Next, resume the graph by invoking it with None as the inputs.

events = graph.stream(None, config, stream_mode="values")
for event in events:
    if "messages" in event:
        event["messages"][-1].pretty_print()
================================= Tool Message =================================

We, the experts are here to help! We'd recommend you check out LangGraph to build your agent. It's much more reliable and extensible than simple autonomous agents.
================================= Tool Message =================================

We, the experts are here to help! We'd recommend you check out LangGraph to build your agent. It's much more reliable and extensible than simple autonomous agents.
================================== Ai Message ==================================

Thank you for your patience. I've escalated your request to our expert team, and they have provided some initial guidance. Here's what they suggest:

The experts recommend that you check out LangGraph for building your AI agent. They mention that LangGraph is a more reliable and extensible option compared to simple autonomous agents.

LangGraph is likely a framework or tool designed specifically for creating complex AI agents. It seems to offer advantages in terms of reliability and extensibility, which are crucial factors when developing sophisticated AI systems.

To further assist you, I can provide some additional context and next steps:

1. Research LangGraph: Look up documentation, tutorials, and examples of LangGraph to understand its features and how it can help you build your AI agent.

2. Compare with other options: While the experts recommend LangGraph, it might be useful to understand how it compares to other AI agent development frameworks or tools you might have been considering.

3. Assess your requirements: Consider your specific needs for the AI agent you want to build. Think about the tasks it needs to perform, the level of complexity required, and how LangGraph's features align with these requirements.

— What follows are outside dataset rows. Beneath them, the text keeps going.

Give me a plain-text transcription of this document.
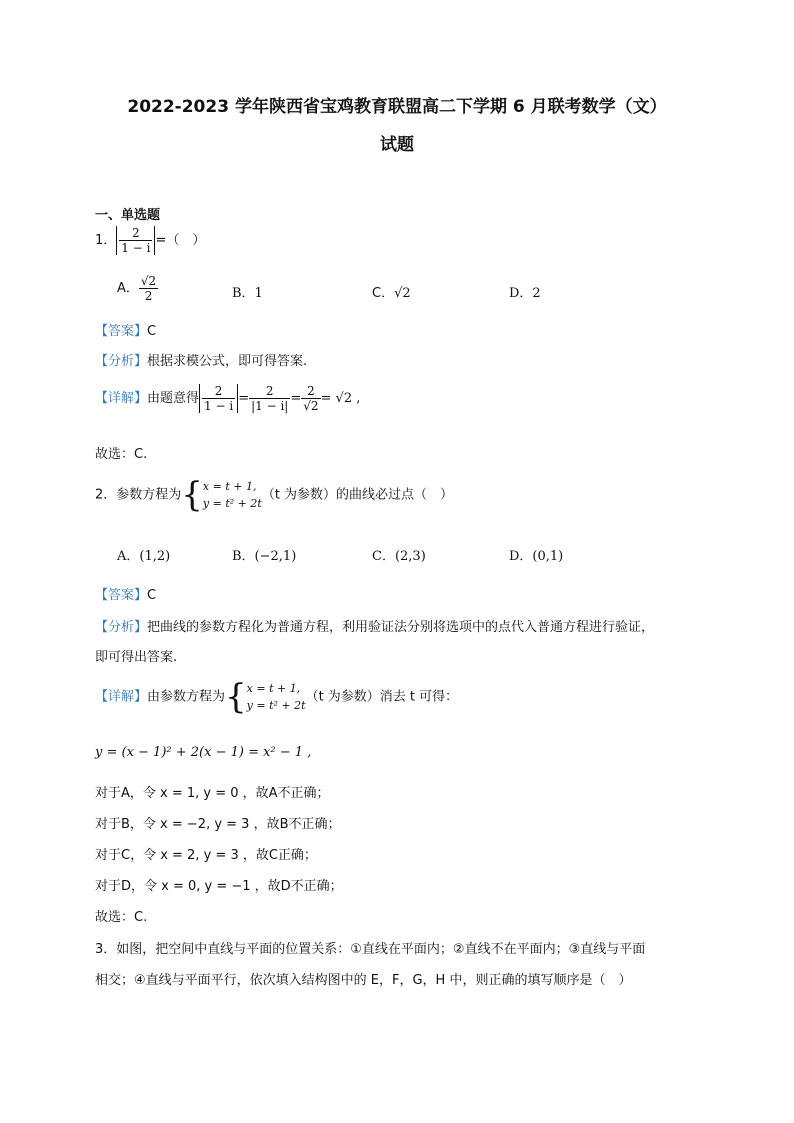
2022-2023 学年陕西省宝鸡教育联盟高二下学期 6 月联考数学（文）
试题
一、单选题
1． $\frac{2}{1 - i}$ =（　）
A． $\frac{√2}{2}$	B．1	C．√2	D．2
【答案】C
【分析】根据求模公式，即可得答案.
【详解】由题意得 $\frac{2}{1 - i} = \frac{2}{|1 - i|} = \frac{2}{√2} = √2$ ,
故选：C.
2．参数方程为{ x = t + 1,
y = t² + 2t
（t 为参数）的曲线必过点（　）
A．(1,2)	B．(−2,1)	C．(2,3)	D．(0,1)
【答案】C
【分析】把曲线的参数方程化为普通方程，利用验证法分别将选项中的点代入普通方程进行验证，
即可得出答案.
【详解】由参数方程为{ x = t + 1,
y = t² + 2t
（t 为参数）消去 t 可得：
y = (x − 1)² + 2(x − 1) = x² − 1 ,
对于A，令 x = 1, y = 0 ，故A不正确；
对于B，令 x = −2, y = 3 ，故B不正确；
对于C，令 x = 2, y = 3 ，故C正确；
对于D，令 x = 0, y = −1 ，故D不正确；
故选：C.
3．如图，把空间中直线与平面的位置关系：①直线在平面内；②直线不在平面内；③直线与平面
相交；④直线与平面平行，依次填入结构图中的 E，F，G，H 中，则正确的填写顺序是（　）
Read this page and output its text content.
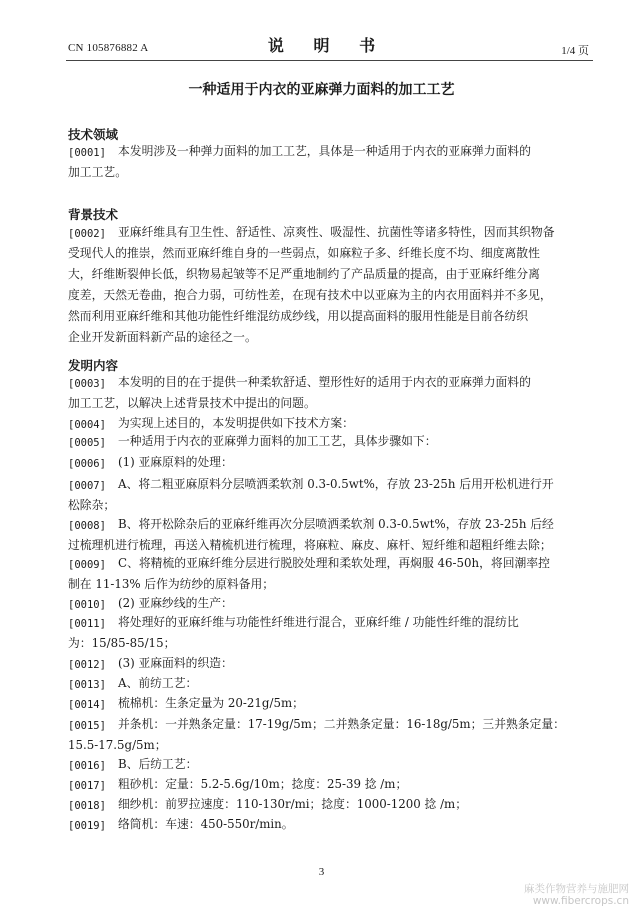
CN 105876882 A	说 明 书	1/4 页
一种适用于内衣的亚麻弹力面料的加工工艺
技术领域
[0001] 本发明涉及一种弹力面料的加工工艺，具体是一种适用于内衣的亚麻弹力面料的
加工工艺。
背景技术
[0002] 亚麻纤维具有卫生性、舒适性、凉爽性、吸湿性、抗菌性等诸多特性，因而其织物备
受现代人的推崇，然而亚麻纤维自身的一些弱点，如麻粒子多、纤维长度不均、细度离散性
大，纤维断裂伸长低，织物易起皱等不足严重地制约了产品质量的提高，由于亚麻纤维分离
度差，天然无卷曲，抱合力弱，可纺性差，在现有技术中以亚麻为主的内衣用面料并不多见，
然而利用亚麻纤维和其他功能性纤维混纺成纱线，用以提高面料的服用性能是目前各纺织
企业开发新面料新产品的途径之一。
发明内容
[0003] 本发明的目的在于提供一种柔软舒适、塑形性好的适用于内衣的亚麻弹力面料的
加工工艺，以解决上述背景技术中提出的问题。
[0004] 为实现上述目的，本发明提供如下技术方案：
[0005] 一种适用于内衣的亚麻弹力面料的加工工艺，具体步骤如下：
[0006] (1) 亚麻原料的处理：
[0007] A、将二粗亚麻原料分层喷洒柔软剂 0.3-0.5wt%，存放 23-25h 后用开松机进行开
松除杂；
[0008] B、将开松除杂后的亚麻纤维再次分层喷洒柔软剂 0.3-0.5wt%，存放 23-25h 后经
过梳理机进行梳理，再送入精梳机进行梳理，将麻粒、麻皮、麻杆、短纤维和超粗纤维去除；
[0009] C、将精梳的亚麻纤维分层进行脱胶处理和柔软处理，再焖服 46-50h，将回潮率控
制在 11-13% 后作为纺纱的原料备用；
[0010] (2) 亚麻纱线的生产：
[0011] 将处理好的亚麻纤维与功能性纤维进行混合，亚麻纤维 / 功能性纤维的混纺比
为：15/85-85/15；
[0012] (3) 亚麻面料的织造：
[0013] A、前纺工艺：
[0014] 梳棉机：生条定量为 20-21g/5m；
[0015] 并条机：一并熟条定量：17-19g/5m；二并熟条定量：16-18g/5m；三并熟条定量：
15.5-17.5g/5m；
[0016] B、后纺工艺：
[0017] 粗砂机：定量：5.2-5.6g/10m；捻度：25-39 捻 /m；
[0018] 细纱机：前罗拉速度：110-130r/mi；捻度：1000-1200 捻 /m；
[0019] 络筒机：车速：450-550r/min。
3
麻类作物营养与施肥网
www.fibercrops.cn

4. Start with a small project: If you decide to use LangGraph, consider beginning with a small, manageable project to familiarize yourself with the framework.

5. Seek community support: Look for LangGraph user communities, forums, or discussion groups where you can ask questions and get additional support as you build your agent.

6. Consider additional training: Depending on your current skill level, you might want to look into courses or workshops that focus on AI agent development, particularly those that cover LangGraph.

Do you have any specific questions about LangGraph or AI agent development that you'd like me to try to answer? Or would you like me to search for more detailed information about LangGraph and its features?
Notice that the chat bot has incorporated the updated state in its final response. Since everything was checkpointed, the "expert" human in the loop could perform the update at any time without impacting the graph's execution.

Congratulations! you've now added an additional node to your assistant graph to let the chat bot decide for itself whether or not it needs to interrupt execution. You did so by updating the graph State with a new ask_human field and modifying the interruption logic when compiling the graph. This lets you dynamically include a human in the loop while maintaining full memory every time you execute the graph.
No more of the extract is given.